Korea is mixing irrelevant issues from Anti-Japan sentiment.

1) The reason why Japan strengthened export control is that Korea reexported mass-destruction weapon usable material to risky countries and 40 tons of a kind of it still missing. Claiming that Japan should return the status of Korea from standard to favored is nonsense and suing it to WTO will complicate the relation more.

2) All issues Japan and Korea were settled by treaty between the them in 1965 and unpaid wage issue on volunteered workers are unsolved between them and Korean gov.

3) GSOMIA has nothing to do with above but if Korea want to break up, do as they do. Just the US gets upset.

0 ( +1 / -1 )

Korea is mistaken.

GSOMIA has a large impact on US forces in Korea, so Japan is opposed to it out of consideration for its ally, the US, and it has almost no effect on Japan itself.

It can't be a card that threatens Japan.

He says we can get a separate permit for the export case as well.

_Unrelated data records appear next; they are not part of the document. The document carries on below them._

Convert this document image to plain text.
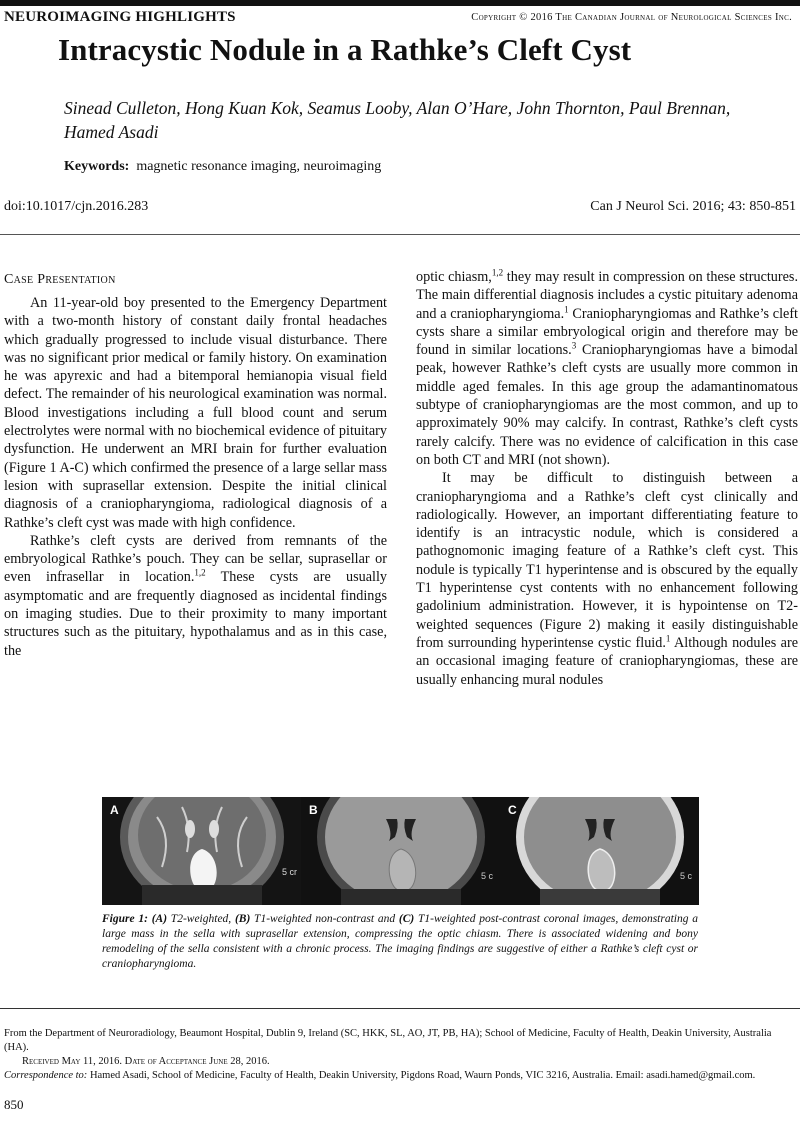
NEUROIMAGING HIGHLIGHTS	Copyright © 2016 The Canadian Journal of Neurological Sciences Inc.
Intracystic Nodule in a Rathke’s Cleft Cyst
Sinead Culleton, Hong Kuan Kok, Seamus Looby, Alan O’Hare, John Thornton, Paul Brennan,
Hamed Asadi
Keywords: magnetic resonance imaging, neuroimaging
doi:10.1017/cjn.2016.283	Can J Neurol Sci. 2016; 43: 850-851
Case Presentation

An 11-year-old boy presented to the Emergency Department with a two-month history of constant daily frontal headaches which gradually progressed to include visual disturbance. There was no significant prior medical or family history. On examination he was apyrexic and had a bitemporal hemianopia visual field defect. The remainder of his neurological examination was normal. Blood investigations including a full blood count and serum electrolytes were normal with no biochemical evidence of pituitary dysfunction. He underwent an MRI brain for further evaluation (Figure 1 A-C) which confirmed the presence of a large sellar mass lesion with suprasellar extension. Despite the initial clinical diagnosis of a craniopharyngioma, radiological diagnosis of a Rathke’s cleft cyst was made with high confidence.

Rathke’s cleft cysts are derived from remnants of the embryological Rathke’s pouch. They can be sellar, suprasellar or even infrasellar in location.$^{1,2}$ These cysts are usually asymptomatic and are frequently diagnosed as incidental findings on imaging studies. Due to their proximity to many important structures such as the pituitary, hypothalamus and as in this case, the

optic chiasm,$^{1,2}$ they may result in compression on these structures. The main differential diagnosis includes a cystic pituitary adenoma and a craniopharyngioma.$^1$ Craniopharyngiomas and Rathke’s cleft cysts share a similar embryological origin and therefore may be found in similar locations.$^3$ Craniopharyngiomas have a bimodal peak, however Rathke’s cleft cysts are usually more common in middle aged females. In this age group the adamantinomatous subtype of craniopharyngiomas are the most common, and up to approximately 90% may calcify. In contrast, Rathke’s cleft cysts rarely calcify. There was no evidence of calcification in this case on both CT and MRI (not shown).

It may be difficult to distinguish between a craniopharyngioma and a Rathke’s cleft cyst clinically and radiologically. However, an important differentiating feature to identify is an intracystic nodule, which is considered a pathognomonic imaging feature of a Rathke’s cleft cyst. This nodule is typically T1 hyperintense and is obscured by the equally T1 hyperintense cyst contents with no enhancement following gadolinium administration. However, it is hypointense on T2-weighted sequences (Figure 2) making it easily distinguishable from surrounding hyperintense cystic fluid.$^1$ Although nodules are an occasional imaging feature of craniopharyngiomas, these are usually enhancing mural nodules

5 cr
A
5 c
B
5 c
C
Figure 1: (A) T2-weighted, (B) T1-weighted non-contrast and (C) T1-weighted post-contrast coronal images, demonstrating a large mass in the sella with suprasellar extension, compressing the optic chiasm. There is associated widening and bony remodeling of the sella consistent with a chronic process. The imaging findings are suggestive of either a Rathke’s cleft cyst or craniopharyngioma.
From the Department of Neuroradiology, Beaumont Hospital, Dublin 9, Ireland (SC, HKK, SL, AO, JT, PB, HA); School of Medicine, Faculty of Health, Deakin University, Australia (HA).
Received May 11, 2016. Date of Acceptance June 28, 2016.
Correspondence to: Hamed Asadi, School of Medicine, Faculty of Health, Deakin University, Pigdons Road, Waurn Ponds, VIC 3216, Australia. Email: asadi.hamed@gmail.com.
850
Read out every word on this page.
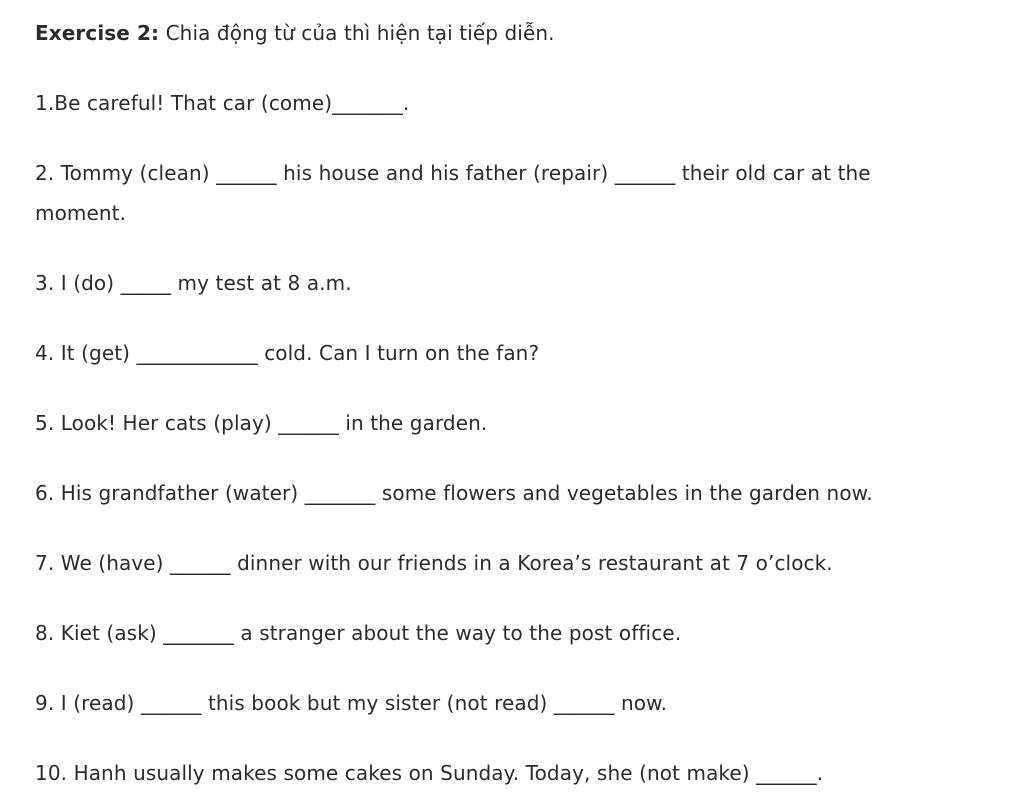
Exercise 2: Chia động từ của thì hiện tại tiếp diễn.
1.Be careful! That car (come)_______.
2. Tommy (clean) ______ his house and his father (repair) ______ their old car at the
moment.
3. I (do) _____ my test at 8 a.m.
4. It (get) ____________ cold. Can I turn on the fan?
5. Look! Her cats (play) ______ in the garden.
6. His grandfather (water) _______ some flowers and vegetables in the garden now.
7. We (have) ______ dinner with our friends in a Korea’s restaurant at 7 o’clock.
8. Kiet (ask) _______ a stranger about the way to the post office.
9. I (read) ______ this book but my sister (not read) ______ now.
10. Hanh usually makes some cakes on Sunday. Today, she (not make) ______.
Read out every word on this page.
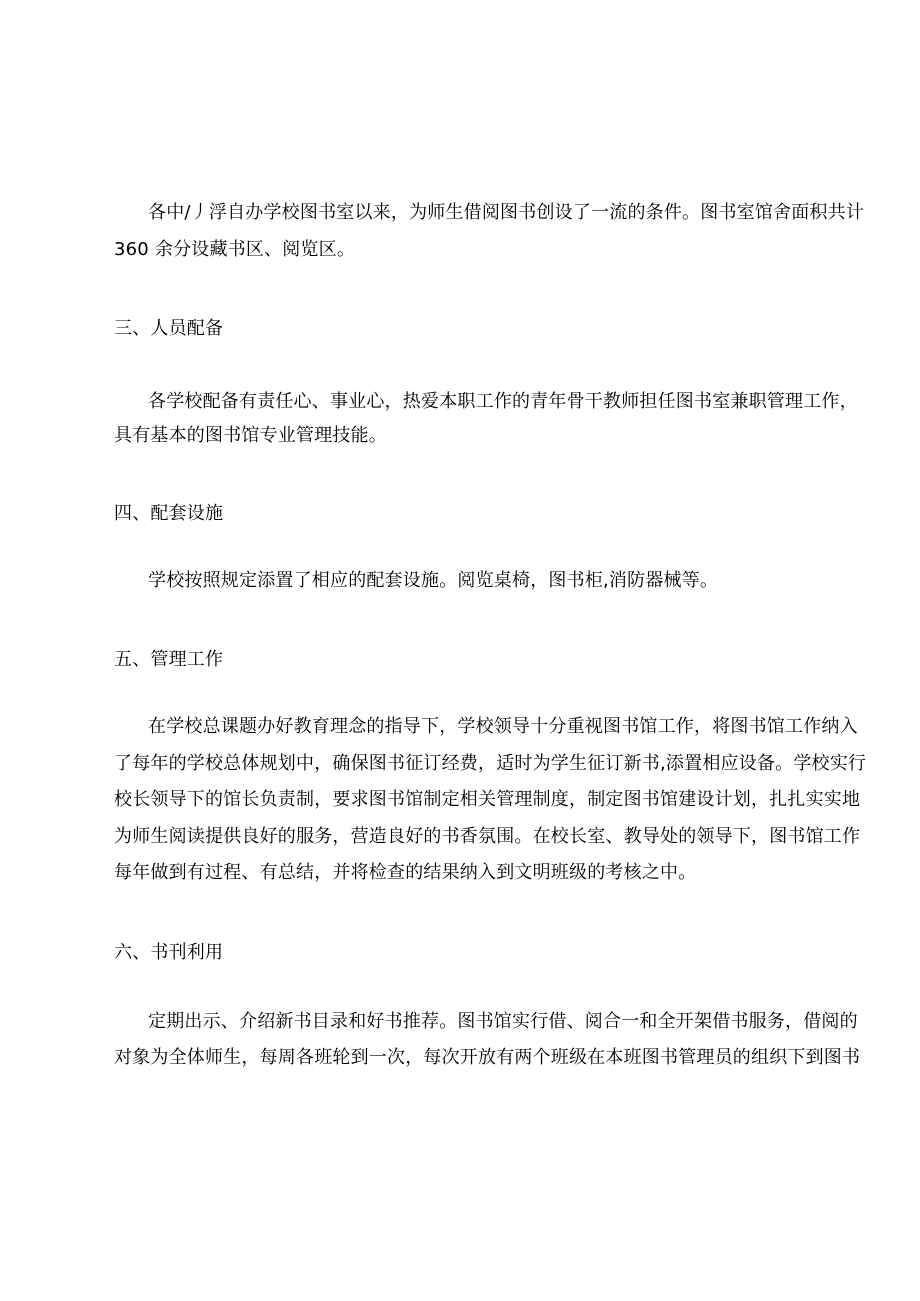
各中/丿浮自办学校图书室以来，为师生借阅图书创设了一流的条件。图书室馆舍面积共计
360 余分设藏书区、阅览区。
三、人员配备
各学校配备有责任心、事业心，热爱本职工作的青年骨干教师担任图书室兼职管理工作，
具有基本的图书馆专业管理技能。
四、配套设施
学校按照规定添置了相应的配套设施。阅览桌椅，图书柜,消防器械等。
五、管理工作
在学校总课题办好教育理念的指导下，学校领导十分重视图书馆工作，将图书馆工作纳入
了每年的学校总体规划中，确保图书征订经费，适时为学生征订新书,添置相应设备。学校实行
校长领导下的馆长负责制，要求图书馆制定相关管理制度，制定图书馆建设计划，扎扎实实地
为师生阅读提供良好的服务，营造良好的书香氛围。在校长室、教导处的领导下，图书馆工作
每年做到有过程、有总结，并将检查的结果纳入到文明班级的考核之中。
六、书刊利用
定期出示、介绍新书目录和好书推荐。图书馆实行借、阅合一和全开架借书服务，借阅的
对象为全体师生，每周各班轮到一次，每次开放有两个班级在本班图书管理员的组织下到图书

I'm just saying that we'll allow it if you can prove that you have a good case for something that has an unknown destination.

The ball is on the South Korean side.

South Korea should think calmly and deal with it for good.

Unless you want North Korea to annex you as a communist state.

0 ( +1 / -1 )

@ossanamerica

It is the responsibility of the party who has the complaint to file an action at the ICJ. Not the other way around

SK has no complaint. Their Supreme Court made a ruling and they are proceeding accordingly.

Japan opposes this ruling and so is the complainant. Since it is an international issue they should go to the ICJ.

Get a grip.

0 ( +0 / -0 )

Japan opposes this ruling and so is the complainant. Since it is an international issue they should go to the ICJ.

Korea are the complaintants. They didn't like Japan dropping down their priorities to treat them as a normal trading partner, removing special status.

Kore's court made a decision. Japan reacted. Korea didn't like it. There's your complaint. Maybe Korea can't change what the courts decided, but that's their problem to work out internally. Then they can come back to Japan.

Let's not forget, this whole thing came to a "final and irreversible" agreement, that was then ripped up by Korea, with nothing put forward in its place. This was irresponsible, and lead directly to this current conflict.